Golemry
All use cases

Daily use case

Churn-risk outreach

Spots accounts going quiet and drafts a personal check-in from you.

What it does for you

The automation watches account activity in your product data each day, spots the patterns that precede churn, a steady decline, a key user who stopped showing up, and drafts a warm, specific check-in from you to the right contact. The drafts wait in Gmail for your approval.

You get a ready-to-send note the week the signal appears, written as if you had been paying close attention, because the automation was.

Why it's safe to hand off

Scoped access

  • Supabase, read usage data
  • Gmail, draft check-ins only

How it fails silently

Churn detection fails silently because a dip in usage is ambiguous. A team goes quiet for a week because it is a holiday, or because they finished the project the product was for and will be back next quarter.
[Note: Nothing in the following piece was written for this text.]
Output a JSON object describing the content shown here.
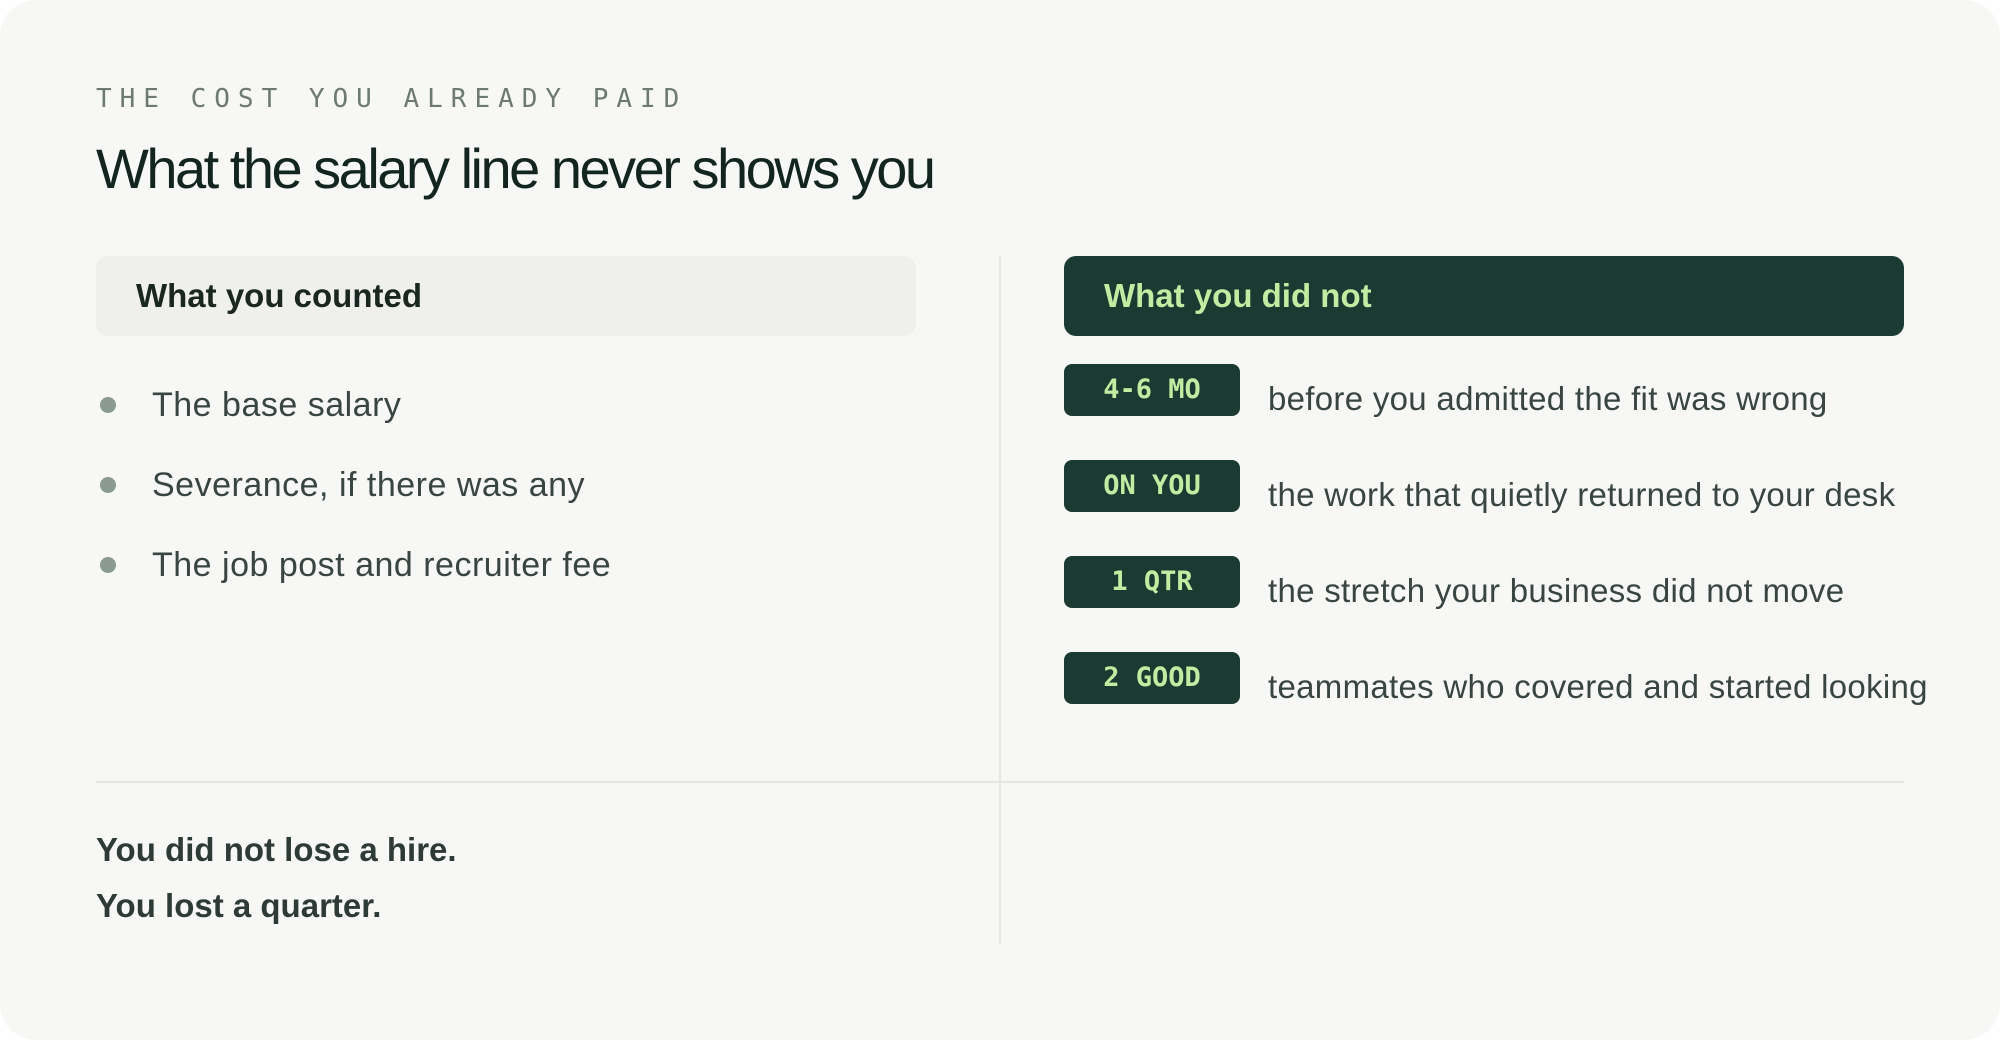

The automation sees the drop, labels the account at risk, and drafts a we-have-missed-you note, and sent to a perfectly happy customer that message lands as out of touch. The run looks like attentive customer success. To the customer it reads as a company that mistakes a calendar for a problem, and it can plant a doubt that was not there before.

What the overseer catches

After the agent drafts the note, the overseer weighs the dip against the rest of the picture, a recent renewal, a support thread that went well, a quiet week that lines up with a holiday. When the draft treats a customer as slipping away while the fuller signal says they are fine, it flags it for you rather than leaving a worried check-in queued to a happy account.

What still reaches you

Clear, sustained decline gets a drafted check-in queued for your review without fuss.

What reaches you is the ambiguous signal: the seasonal dip, the account with a known reason to be quiet, the pattern that could go either way. Those come to you before a personal note goes out, so your outreach always reads as informed rather than automated.